Sur les versions précédentes, cette synchronisation passait par le port flash sync du boîtier ou par un bouton filaire collé au dos de l’appareil. Comme tout est désormais logé à l’intérieur, ces solutions ne sont plus possibles, d’où le recours au Bluetooth. Ce double geste constitue le compromis de cette intégration totale : on gagne en compacité et en discrétion, mais on ajoute une étape au déclenchement.

Voici les caractéristiques techniques de I’m Back Roll APS-C :

  • capteur : Sony IMX571, APS-C BSI CMOS, 26 Mpx
  • formats photo : RAW, JPEG
  • vidéo : 4K
  • stockage : SSD interne, 64 / 128 / 256 Go selon le kit
  • batterie : rechargeable, amovible, charge USB-C
  • connectivité : Wi-Fi, Bluetooth
  • synchronisation obturateur : télécommande Bluetooth externe
  • transfert des fichiers : application smartphone dédiée
  • presets : simulations de rendus de pellicules intégrées
  • construction : dos en aluminium (dissipation thermique)
  • écran : aucun
  • compatibilité : reflex argentique 35 mm (y compris boîtiers étanches type Nikonos V)
  • éléments externes : aucun (hors télécommande Bluetooth)

Prix et disponibilité

I’m Back propose actuellement une campagne Kickstarter pour ce produit. Le système I’m Back Roll APS-C sera vendu aux tarifs de 699 $ pour la version 64 Go, 749 $ pour 128 Go et 799 $ pour 256 Go. Les tarifs Kickstarter offrent jusqu’à 36 % de réduction sur ces prix :

La campagne se termine le 15 mai 2026 et les premières livraisons sont estimées à courant 2027. I’m Back précise disposer d’un prototype fonctionnel et que les fonds serviront à finaliser l’électronique de la version de série.

Notre premier avis

Sur le papier, I’m Back Roll APS-C est la proposition la plus convaincante que la marque ait jamais présentée. Et au-delà des specs, c’est la promesse elle-même qui mérite qu’on s’y attarde.

On le voit de plus en plus, notamment chez les jeunes photographes : l’envie de shooter à l’argentique est bien réelle, portée par le plaisir du geste, le look des boîtiers vintage, le cadrage sans écran. Mais le développement reste un frein. Le coût des pellicules et du labo s’accumule et certains font développer les films sans même récupérer les négatifs. Ce qu’ils cherchent, c’est l’expérience de la prise de vue, pas nécessairement celle du processus chimique.
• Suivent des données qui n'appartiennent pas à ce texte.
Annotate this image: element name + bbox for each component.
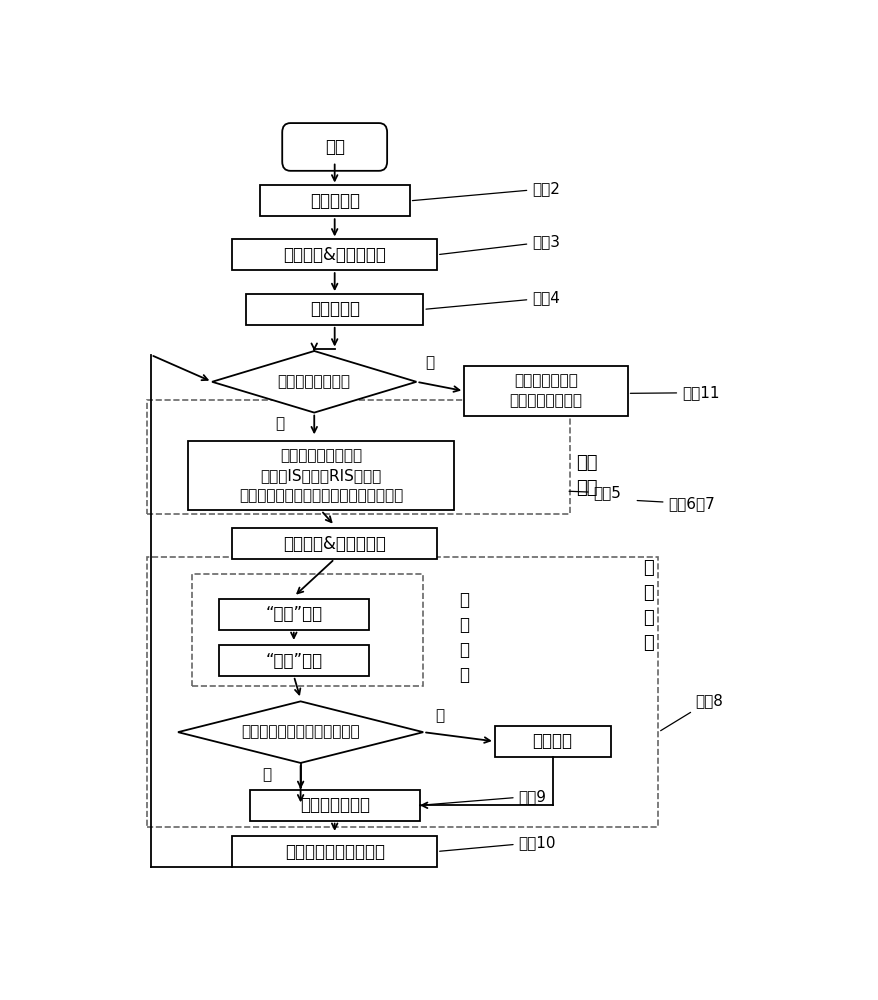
- Text: 否: 否: [276, 417, 284, 432]
- Text: 解码个体&评价适应度: 解码个体&评价适应度: [283, 246, 385, 264]
- Text: 人
工
干
预: 人 工 干 预: [642, 559, 652, 652]
- Text: 步骤2: 步骤2: [412, 181, 559, 201]
- Text: 个
体
干
预: 个 体 干 预: [458, 591, 469, 684]
- Bar: [260, 185, 409, 216]
- Bar: [219, 645, 369, 676]
- Text: “增优”操作: “增优”操作: [265, 652, 322, 670]
- Bar: [494, 726, 610, 757]
- Text: 步骤10: 步骤10: [439, 835, 556, 851]
- Text: 达到最大迭代次数: 达到最大迭代次数: [277, 374, 350, 389]
- Text: 更新优质基因库: 更新优质基因库: [299, 796, 370, 814]
- Bar: [232, 239, 436, 270]
- Text: 步骤3: 步骤3: [439, 234, 559, 254]
- Bar: [148, 400, 569, 514]
- Text: 判断种群多样性是否满足条件: 判断种群多样性是否满足条件: [241, 725, 359, 740]
- Bar: [464, 366, 627, 416]
- Text: 步骤6《7: 步骤6《7: [637, 496, 715, 511]
- Text: 选取最优个体，
解码成数学表达式: 选取最优个体， 解码成数学表达式: [508, 374, 582, 408]
- Bar: [188, 441, 453, 510]
- Bar: [191, 574, 423, 686]
- Text: 开始: 开始: [324, 138, 344, 156]
- Text: 步骤11: 步骤11: [630, 385, 719, 400]
- Text: 步骤8: 步骤8: [660, 693, 723, 731]
- Bar: [232, 836, 436, 867]
- Bar: [148, 557, 658, 827]
- Text: 解码个体&评价适应度: 解码个体&评价适应度: [283, 534, 385, 552]
- FancyBboxPatch shape: [282, 123, 386, 171]
- Text: 是: 是: [435, 708, 444, 723]
- Bar: [249, 790, 420, 821]
- Text: “去劣”操作: “去劣”操作: [265, 605, 322, 623]
- Bar: [246, 294, 423, 325]
- Bar: [232, 528, 436, 559]
- Text: 种群干预: 种群干预: [532, 732, 572, 750]
- Text: 步骤9: 步骤9: [422, 789, 546, 805]
- Polygon shape: [212, 351, 416, 413]
- Polygon shape: [178, 701, 423, 763]
- Text: 步骤4: 步骤4: [426, 290, 559, 309]
- Text: 是: 是: [425, 355, 434, 370]
- Text: 种群初始化: 种群初始化: [309, 192, 359, 210]
- Text: 变异操作、倒串操作
插串（IS插串、RIS插串）
交叉（单点重组、两点重组、基因重组）: 变异操作、倒串操作 插串（IS插串、RIS插串） 交叉（单点重组、两点重组、基因…: [239, 448, 403, 503]
- Text: 否: 否: [262, 767, 270, 782]
- Text: 精英策略的锦标赛选择: 精英策略的锦标赛选择: [284, 842, 385, 860]
- Text: 建立基因库: 建立基因库: [309, 300, 359, 318]
- Text: 自然
进化: 自然 进化: [575, 454, 597, 497]
- Text: 步骤5: 步骤5: [568, 485, 621, 500]
- Bar: [219, 599, 369, 630]
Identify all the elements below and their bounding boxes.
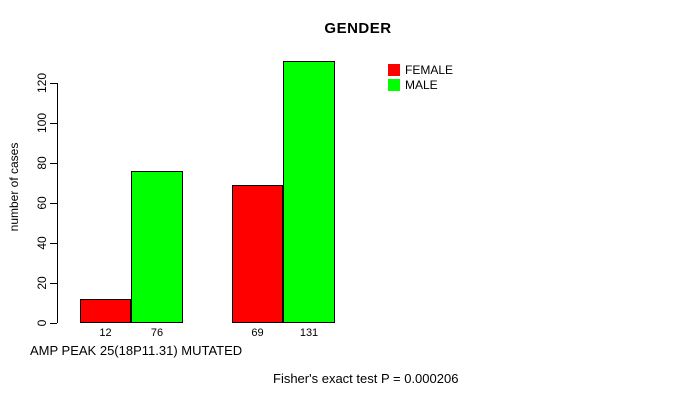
y-axis-tick-label: 60 [35,196,49,210]
bar-female-group1 [80,299,131,323]
bar-male-group2 [283,61,335,323]
y-axis-tick [50,123,57,124]
y-axis-tick-label: 80 [35,156,49,170]
y-axis-tick [50,203,57,204]
chart-title: GENDER [324,20,392,37]
legend-label-male: MALE [405,77,438,92]
bar-value-label: 69 [251,327,264,339]
female-color-swatch [388,63,400,76]
legend: FEMALE MALE [388,62,453,92]
y-axis-tick [50,323,57,324]
y-axis-tick [50,163,57,164]
y-axis-tick-label: 0 [35,319,49,327]
bar-value-label: 131 [299,327,319,339]
pvalue-note: Fisher's exact test P = 0.000206 [273,371,459,386]
y-axis-title: number of cases [7,142,21,232]
x-axis-caption: AMP PEAK 25(18P11.31) MUTATED [30,343,243,358]
y-axis-tick [50,83,57,84]
y-axis-tick [50,243,57,244]
legend-item-female: FEMALE [388,62,453,77]
bar-male-group1 [131,171,183,323]
y-axis-tick-label: 100 [35,112,49,134]
bar-female-group2 [232,185,283,323]
bar-value-label: 76 [150,327,164,339]
y-axis-tick [50,283,57,284]
y-axis-tick-label: 120 [35,72,49,94]
y-axis-tick-label: 40 [35,236,49,250]
male-color-swatch [388,78,400,91]
legend-label-female: FEMALE [405,62,454,77]
bar-value-label: 12 [99,327,112,339]
y-axis-tick-label: 20 [35,276,49,290]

C’est précisément là que I’m Back Roll APS-C trouve sa pertinence. Glisser un capteur numérique dans un Nikon FM2, un Canon AE-1 ou un Pentax K1000 qui dort dans un placard, sans écran, sans autofocus, sans menu, c’est retrouver cette expérience argentique pure, tout en récupérant ses images sur son téléphone quelques minutes plus tard. L’ajout de presets reproduisant le rendu de pellicules iconiques est aussi un bel argument.

Le point qui interroge le plus reste le déclenchement en deux temps imposé par la télécommande Bluetooth. Devoir d’abord réveiller le capteur puis déclencher ajoute un geste supplémentaire qui pourra dérouter au début. C’est le prix à payer pour l’intégration totale du module, et c’est un compromis qui divise déjà dans les communautés de photographes argentiques.

L’objectif de financement dépassé en une heure confirme que le concept parle à beaucoup de monde. Reste, comme on le soulignait dans notre précédent article, à voir comment cette campagne se transformera en objet final. La promesse est séduisante, les spécifications sont nettement plus convaincantes qu’auparavant, mais le chemin entre un prototype Kickstarter et un produit abouti comme celui-ci est toujours complexe.